At The Red Lion, a few neighborhood couples were eating on the patio and a group had taken over a big table in the main room, leaving what I thought looked like the best perch in the house free: a four-top on a raised platform right by the window. A low partition gave it a VIP feel. “Drinking onstage—yes!” I scribbled in my notes as I decanted my Gossamer and waited for Kate.
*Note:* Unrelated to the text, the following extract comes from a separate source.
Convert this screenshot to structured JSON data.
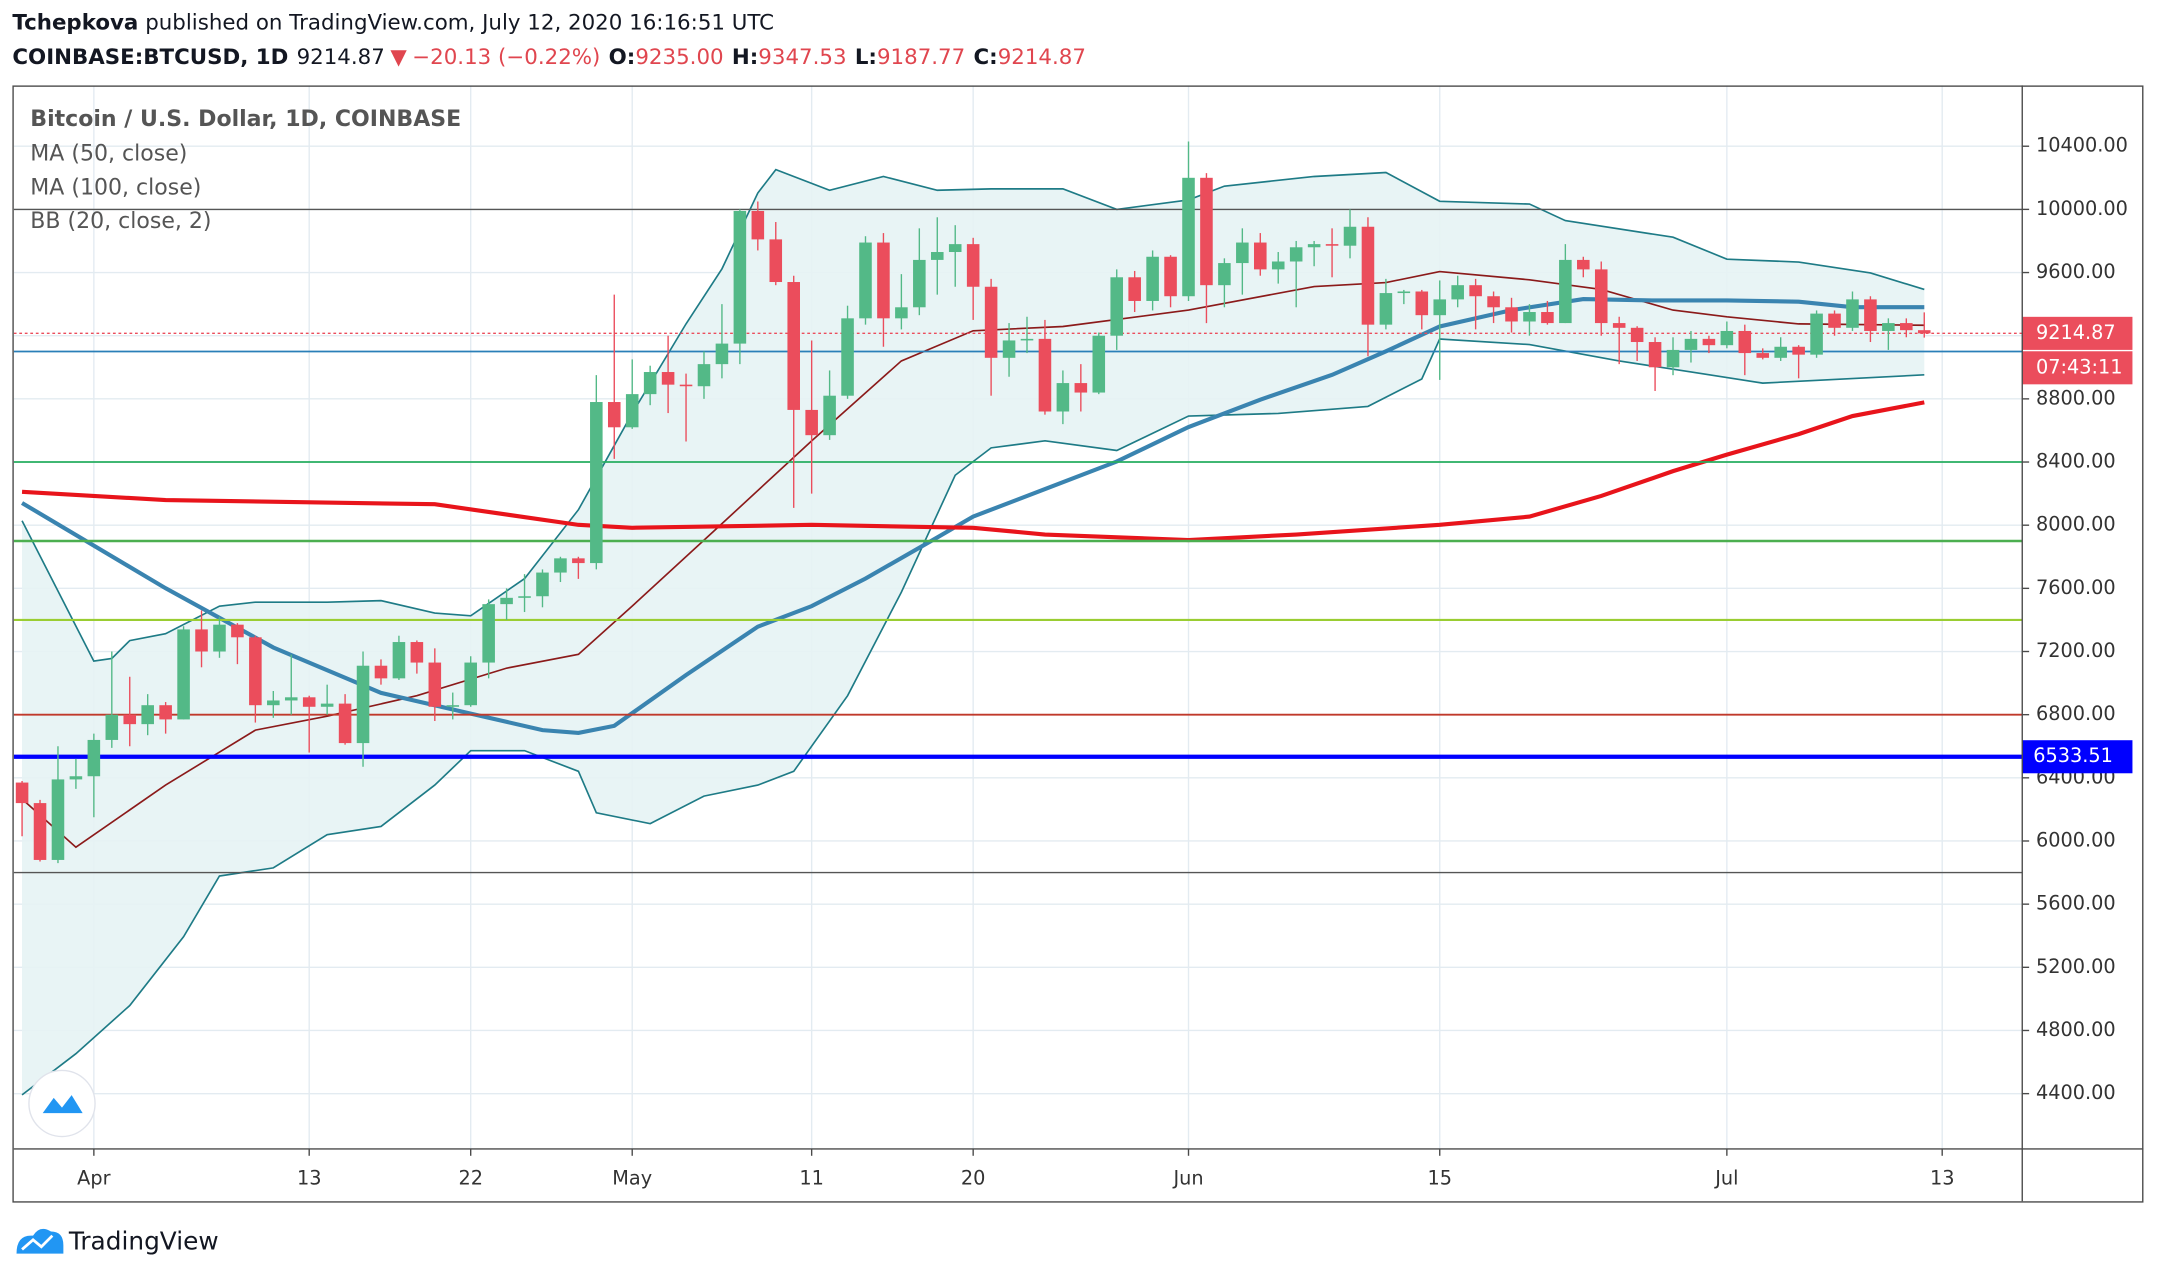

As befits someone who has the gumption to e-mail a stranger and request a career summit, Kate turned out to be a go-getter type with a big smile and lots of enthusiasm. We ordered dinner (curry chicken for me, $10.95; fish and chips for Kate, $10.25) and talked business: “Don’t be scared to take a job that seems kind of iffy at first,” I advised, describing my first desk in a basement on Hudson Street, where bags of garbage would crash down the chute next to my head as I composed paragraphs extolling the joys of $4,000 suitcases and multimillion-dollar yachts. Soon the conversation turned to boys. “When he told me he was moving to Boston, I was like, ‘Yes! Please! If only all my exes would move away!’” Kate said.

Queen Elizabeth lamp
. . . which is outfitted with a double-decker lamp and a wee queen.
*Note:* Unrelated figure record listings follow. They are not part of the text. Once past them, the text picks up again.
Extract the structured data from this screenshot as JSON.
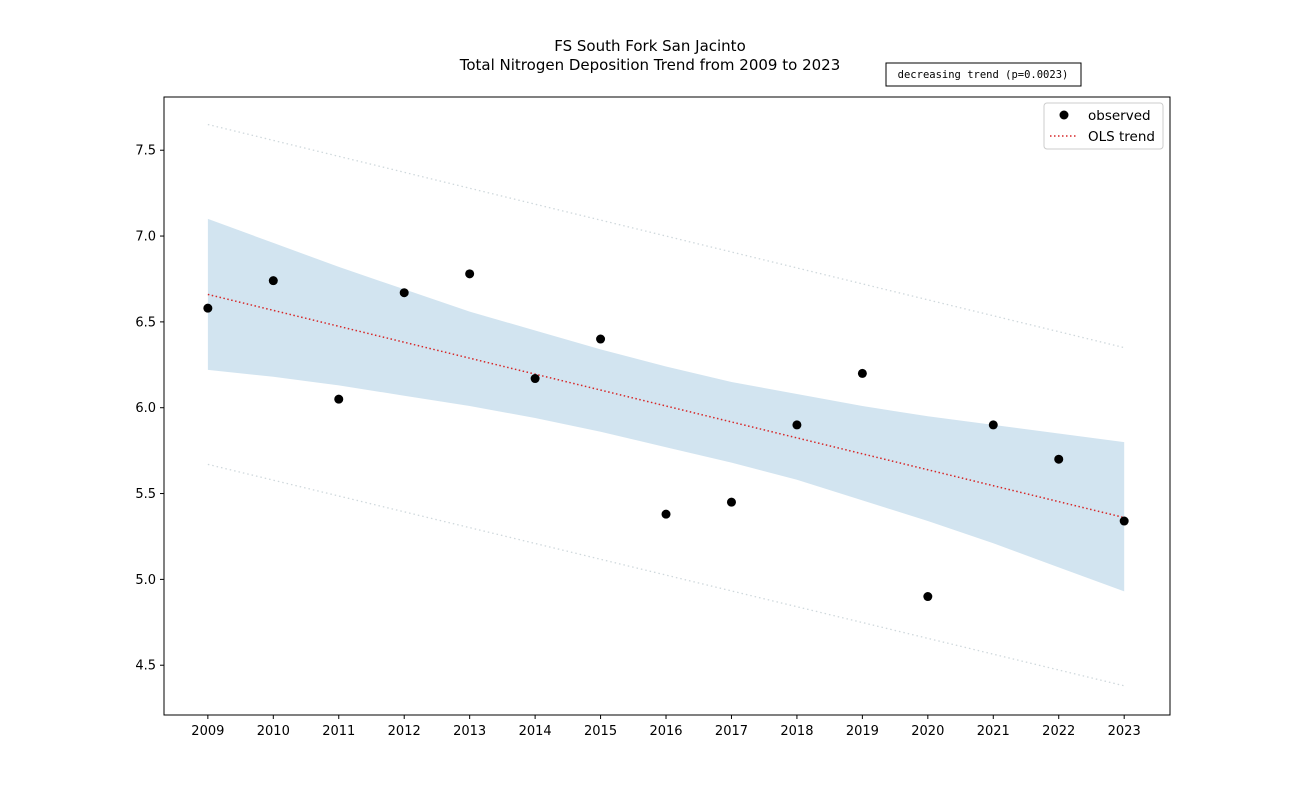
{
  "chart_data": {
    "type": "scatter",
    "title": "FS South Fork San Jacinto",
    "subtitle": "Total Nitrogen Deposition Trend from 2009 to 2023",
    "xlabel": "",
    "ylabel": "",
    "categories": [
      "2009",
      "2010",
      "2011",
      "2012",
      "2013",
      "2014",
      "2015",
      "2016",
      "2017",
      "2018",
      "2019",
      "2020",
      "2021",
      "2022",
      "2023"
    ],
    "xlim": [
      2008.33,
      2023.7
    ],
    "ylim": [
      4.21,
      7.81
    ],
    "yticks": [
      "4.5",
      "5.0",
      "5.5",
      "6.0",
      "6.5",
      "7.0",
      "7.5"
    ],
    "series": [
      {
        "name": "observed",
        "kind": "points",
        "color": "#000000",
        "x": [
          2009,
          2010,
          2011,
          2012,
          2013,
          2014,
          2015,
          2016,
          2017,
          2018,
          2019,
          2020,
          2021,
          2022,
          2023
        ],
        "values": [
          6.58,
          6.74,
          6.05,
          6.67,
          6.78,
          6.17,
          6.4,
          5.38,
          5.45,
          5.9,
          6.2,
          4.9,
          5.9,
          5.7,
          5.34
        ]
      },
      {
        "name": "OLS trend",
        "kind": "line",
        "color": "#d62728",
        "x": [
          2009,
          2023
        ],
        "values": [
          6.66,
          5.36
        ]
      }
    ],
    "confidence_band": {
      "color": "#1f77b4",
      "x": [
        2009,
        2010,
        2011,
        2012,
        2013,
        2014,
        2015,
        2016,
        2017,
        2018,
        2019,
        2020,
        2021,
        2022,
        2023
      ],
      "upper": [
        7.1,
        6.96,
        6.82,
        6.69,
        6.56,
        6.45,
        6.34,
        6.24,
        6.15,
        6.08,
        6.01,
        5.95,
        5.9,
        5.85,
        5.8
      ],
      "lower": [
        6.22,
        6.18,
        6.13,
        6.07,
        6.01,
        5.94,
        5.86,
        5.77,
        5.68,
        5.58,
        5.46,
        5.34,
        5.21,
        5.07,
        4.93
      ]
    },
    "prediction_interval": {
      "color": "#cfd8dc",
      "x": [
        2009,
        2023
      ],
      "upper": [
        7.65,
        6.35
      ],
      "lower": [
        5.67,
        4.38
      ]
    },
    "legend": {
      "position": "top-right",
      "entries": [
        "observed",
        "OLS trend"
      ]
    },
    "annotation": "decreasing trend (p=0.0023)",
    "grid": false
  }
}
“One of mine just moved in across the street,” I said, then lowered my voice for shock effect: “He also joined my gym.”

Boys aside, I did manage to learn a few more things about The Red Lion from Joe, who was on duty last night:

• Once the liquor license is in place, the draft list will feature mostly English beers, with a few options from local breweries such as Half Acre and Metropolitan.

• The menu has been tweaked for summer: less heavy stews, more sandwiches. “At the old place, the cooking had become sort of out-of-the-can. But here, my wife’s making everything from scratch.”

• Amid the Beatles memorabilia and other nods to the British theme, Joe pointed out a framed fold of fabric on the south wall. “One of our regulars gave us that. It’s her scarf from Oxford.”

• In a room adjacent to the bar, dubbed The Anchor Gallery, the Heinens carry a selection of books for sale, including their own, Lost German Chicago. “In Lincoln Park, there were a lot of bookstores around us, and people used to love to browse and then stop in for a drink.” Beginning this week, the room will also serve as an exhibition space for local artists. First up is Diana Berek; an opening reception runs from 6 to 8 p.m. Saturday.

• The Heinens have lived near this part of Lincoln Square for 11 years. “It was still considered the wrong side of the tracks when we moved in,” Joe says. “There was a lot of Latin King activity.” The couple had been planning to move The Red Lion north for at least a decade, and though the neighborhood is now “more yuppie,” Joe says, “There’s been an effort to keep the diversity intact, which we like.”